Ich habe bereits versucht das Objekt mit einem Raster zu belegen (gradient mesh) und einzelne Felder einzufärben (sieht allerdings nicht so schön aus). 

Würde mich sehr über Hilfe freuen!

Gruß,

Chris


----------



## megabit (6. Oktober 2005)

Kannst du mal ein Bild machen, damit man das besser versteht und Lösungsansätze anbieten kann.


----------



## daZe20 (6. Oktober 2005)

Ok, hier ist ein schematisches Bild des Problems: 
Fig. 1 zeigt ein Rechteck mit einem Farbverlauf von Schwarz nach Blau, von innen nach aussen. Ich hätte gerne den selben Farbverlauf auf Fig.2. 
Wie kann ich den Farbverlauf so einstellen, das er sich um die Kurve bewegt?


----------



## daZe20 (6. Oktober 2005)

Hab das Problem gelöst   Ist zwar eine zeitaufwendige Lösung aber es funktioniert: Habe einfach den Farbverlauf mit einem der Effekte nachgebaut.

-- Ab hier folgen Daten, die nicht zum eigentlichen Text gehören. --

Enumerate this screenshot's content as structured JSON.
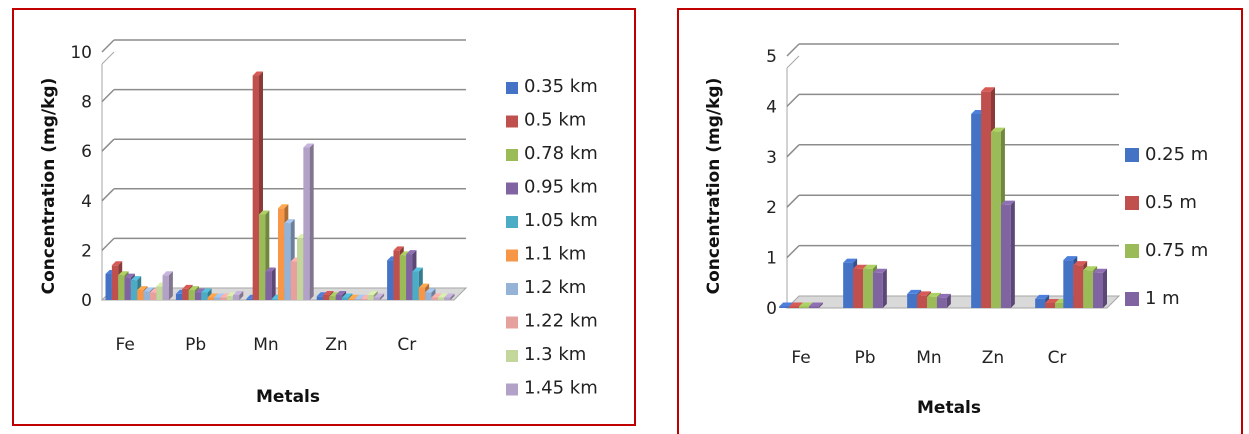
{
  "chart_data": [
    {
      "type": "bar",
      "title": "",
      "xlabel": "Metals",
      "ylabel": "Concentration (mg/kg)",
      "ylim": [
        0,
        10
      ],
      "yticks": [
        0,
        2,
        4,
        6,
        8,
        10
      ],
      "grid": true,
      "legend_position": "right",
      "categories": [
        "Fe",
        "Pb",
        "Mn",
        "Zn",
        "Cr"
      ],
      "series": [
        {
          "name": "0.35 km",
          "color": "#4472c4",
          "values": [
            1.05,
            0.25,
            0.05,
            0.15,
            1.6
          ]
        },
        {
          "name": "0.5 km",
          "color": "#c0504d",
          "values": [
            1.4,
            0.45,
            9.05,
            0.2,
            2.0
          ]
        },
        {
          "name": "0.78 km",
          "color": "#9bbb59",
          "values": [
            1.0,
            0.4,
            3.45,
            0.15,
            1.8
          ]
        },
        {
          "name": "0.95 km",
          "color": "#8064a2",
          "values": [
            0.9,
            0.3,
            1.15,
            0.2,
            1.85
          ]
        },
        {
          "name": "1.05 km",
          "color": "#4bacc6",
          "values": [
            0.8,
            0.3,
            0.05,
            0.1,
            1.15
          ]
        },
        {
          "name": "1.1 km",
          "color": "#f79646",
          "values": [
            0.4,
            0.1,
            3.7,
            0.05,
            0.5
          ]
        },
        {
          "name": "1.2 km",
          "color": "#95b3d7",
          "values": [
            0.35,
            0.1,
            3.1,
            0.05,
            0.3
          ]
        },
        {
          "name": "1.22 km",
          "color": "#e6a19e",
          "values": [
            0.3,
            0.1,
            1.55,
            0.05,
            0.1
          ]
        },
        {
          "name": "1.3 km",
          "color": "#c3d69b",
          "values": [
            0.55,
            0.15,
            2.5,
            0.2,
            0.1
          ]
        },
        {
          "name": "1.45 km",
          "color": "#b3a2c7",
          "values": [
            1.0,
            0.2,
            6.15,
            0.1,
            0.1
          ]
        }
      ]
    },
    {
      "type": "bar",
      "title": "",
      "xlabel": "Metals",
      "ylabel": "Concentration (mg/kg)",
      "ylim": [
        0,
        5
      ],
      "yticks": [
        0,
        1,
        2,
        3,
        4,
        5
      ],
      "grid": true,
      "legend_position": "right",
      "categories": [
        "Fe",
        "Pb",
        "Mn",
        "Zn",
        "Cr"
      ],
      "series": [
        {
          "name": "0.25 m",
          "color": "#4472c4",
          "values": [
            0.03,
            0.9,
            0.28,
            3.85,
            0.18
          ]
        },
        {
          "name": "0.5 m",
          "color": "#c0504d",
          "values": [
            0.03,
            0.78,
            0.25,
            4.3,
            0.1
          ]
        },
        {
          "name": "0.75 m",
          "color": "#9bbb59",
          "values": [
            0.03,
            0.78,
            0.22,
            3.5,
            0.1
          ]
        },
        {
          "name": "1 m",
          "color": "#8064a2",
          "values": [
            0.03,
            0.7,
            0.2,
            2.05,
            0.18
          ]
        }
      ],
      "extra_group_values": [
        0.95,
        0.85,
        0.75,
        0.7
      ]
    }
  ]
}
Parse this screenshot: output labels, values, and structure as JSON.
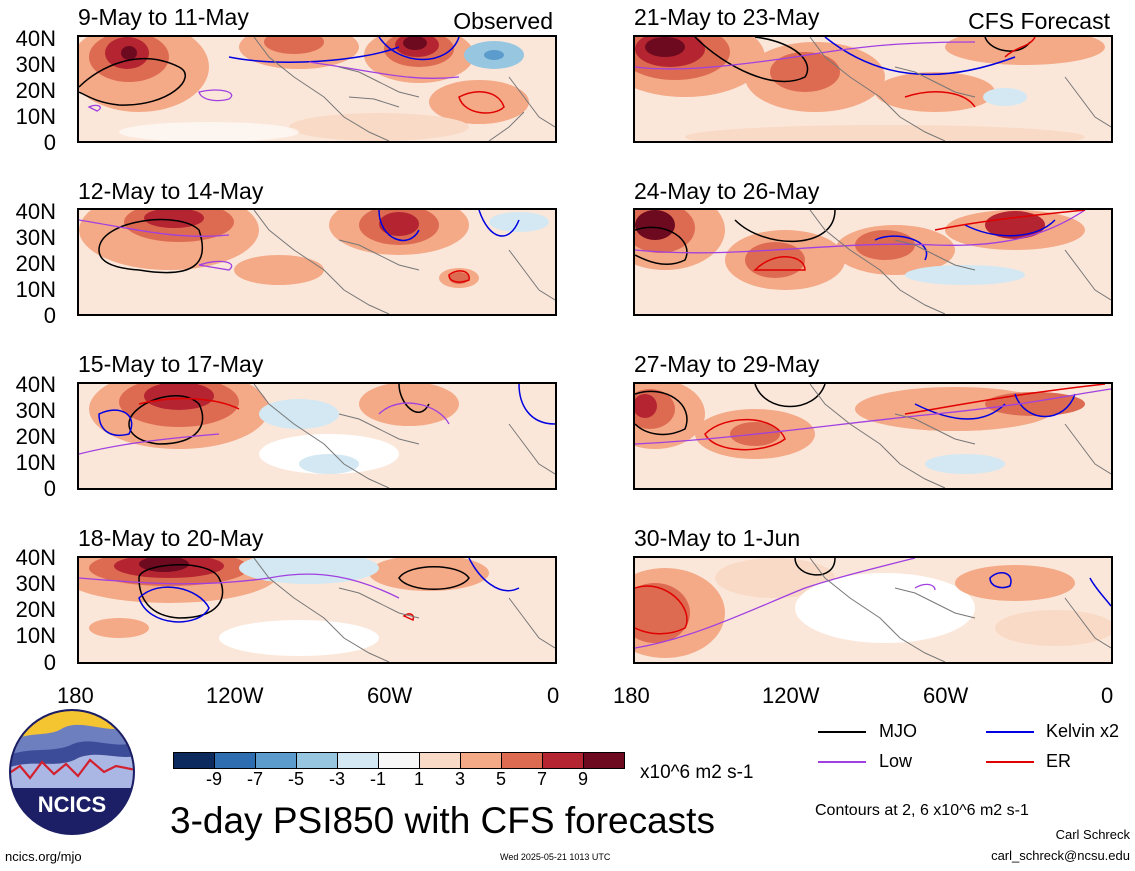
{
  "panels": [
    {
      "title": "9-May to 11-May",
      "label": "Observed"
    },
    {
      "title": "21-May to 23-May",
      "label": "CFS Forecast"
    },
    {
      "title": "12-May to 14-May",
      "label": ""
    },
    {
      "title": "24-May to 26-May",
      "label": ""
    },
    {
      "title": "15-May to 17-May",
      "label": ""
    },
    {
      "title": "27-May to 29-May",
      "label": ""
    },
    {
      "title": "18-May to 20-May",
      "label": ""
    },
    {
      "title": "30-May to 1-Jun",
      "label": ""
    }
  ],
  "lat_labels": [
    "40N",
    "30N",
    "20N",
    "10N",
    "0"
  ],
  "lon_labels": [
    "180",
    "120W",
    "60W",
    "0"
  ],
  "colorbar": {
    "colors": [
      "#0d2a5e",
      "#2d6db0",
      "#5c9ccc",
      "#96c6e0",
      "#d3e8f2",
      "#f7f7f7",
      "#f9dac6",
      "#f4a987",
      "#dd6b52",
      "#b52431",
      "#6e0a1f"
    ],
    "labels": [
      "-9",
      "-7",
      "-5",
      "-3",
      "-1",
      "1",
      "3",
      "5",
      "7",
      "9"
    ],
    "unit": "x10^6 m2 s-1"
  },
  "legend": [
    {
      "name": "MJO",
      "color": "#000000"
    },
    {
      "name": "Kelvin x2",
      "color": "#0000e0"
    },
    {
      "name": "Low",
      "color": "#a040e0"
    },
    {
      "name": "ER",
      "color": "#e00000"
    }
  ],
  "contour_note": "Contours at 2, 6 x10^6 m2 s-1",
  "main_title": "3-day PSI850 with CFS forecasts",
  "logo_text": "NCICS",
  "site_url": "ncics.org/mjo",
  "timestamp": "Wed 2025-05-21 1013 UTC",
  "author": "Carl Schreck",
  "email": "carl_schreck@ncsu.edu"
}
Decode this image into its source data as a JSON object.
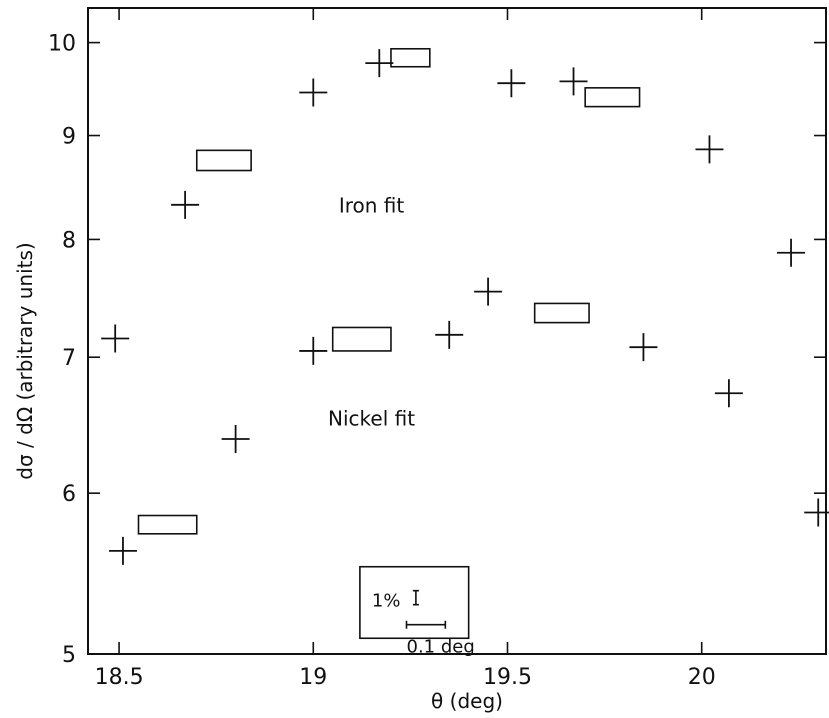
{
  "chart_data": {
    "type": "scatter",
    "title": "",
    "xlabel": "θ   (deg)",
    "ylabel": "dσ / dΩ    (arbitrary units)",
    "xlim": [
      18.42,
      20.32
    ],
    "ylim": [
      5,
      10.4
    ],
    "y_scale": "log",
    "grid": false,
    "x_ticks": [
      18.5,
      19,
      19.5,
      20
    ],
    "x_tick_labels": [
      "18.5",
      "19",
      "19.5",
      "20"
    ],
    "y_ticks": [
      5,
      6,
      7,
      8,
      9,
      10
    ],
    "y_tick_labels": [
      "5",
      "6",
      "7",
      "8",
      "9",
      "10"
    ],
    "series": [
      {
        "name": "",
        "marker": "cross",
        "points": [
          {
            "x": 18.49,
            "y": 7.15
          },
          {
            "x": 18.67,
            "y": 8.32
          },
          {
            "x": 19.0,
            "y": 9.45
          },
          {
            "x": 19.17,
            "y": 9.77
          },
          {
            "x": 19.51,
            "y": 9.55
          },
          {
            "x": 19.67,
            "y": 9.57
          },
          {
            "x": 20.02,
            "y": 8.86
          },
          {
            "x": 20.23,
            "y": 7.88
          },
          {
            "x": 18.51,
            "y": 5.62
          },
          {
            "x": 18.8,
            "y": 6.38
          },
          {
            "x": 19.0,
            "y": 7.05
          },
          {
            "x": 19.35,
            "y": 7.18
          },
          {
            "x": 19.45,
            "y": 7.54
          },
          {
            "x": 19.85,
            "y": 7.08
          },
          {
            "x": 20.07,
            "y": 6.72
          },
          {
            "x": 20.3,
            "y": 5.87
          }
        ]
      },
      {
        "name": "Iron fit",
        "marker": "box",
        "boxes": [
          {
            "x0": 18.7,
            "x1": 18.84,
            "y0": 8.65,
            "y1": 8.85
          },
          {
            "x0": 19.2,
            "x1": 19.3,
            "y0": 9.73,
            "y1": 9.93
          },
          {
            "x0": 19.7,
            "x1": 19.84,
            "y0": 9.3,
            "y1": 9.5
          }
        ]
      },
      {
        "name": "Nickel fit",
        "marker": "box",
        "boxes": [
          {
            "x0": 18.55,
            "x1": 18.7,
            "y0": 5.73,
            "y1": 5.85
          },
          {
            "x0": 19.05,
            "x1": 19.2,
            "y0": 7.05,
            "y1": 7.24
          },
          {
            "x0": 19.57,
            "x1": 19.71,
            "y0": 7.28,
            "y1": 7.44
          }
        ]
      }
    ],
    "annotations": [
      "Iron fit",
      "Nickel fit"
    ],
    "legend": {
      "placement": "bottom-center",
      "items": [
        "1%",
        "0.1 deg"
      ]
    }
  }
}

Weiß nicht genau wie der Effekt heißt, den ich da bearbeitet habe, auf jeden Fall legt er mehrere, frei definierbare Linien um ein Objekt. Die Linien habe ich einfach dem Verlauf entsprechend nachgebaut (von schwarz bis blau). Der Effekt lässt sich jetzt auf alle Objekte anwenden.

Gruß,

Chris


----------



## megabit (7. Oktober 2005)

Du meinst sicher ein Verlaufsgitter. Das ist allerdings sehr aufwändig.

Etawas anderes fällt mir aber auch nicht ein.


----------



## Pianoman (7. Oktober 2005)

Stimmt, mit dem Verlaufsgitter ist es wirklich ein wenig aufwendig. Ich würd es mit dem Überblendungswerkzeug versuchen.
Damit kannst Du auch Farbüberblendungen machen.
Grüße


----------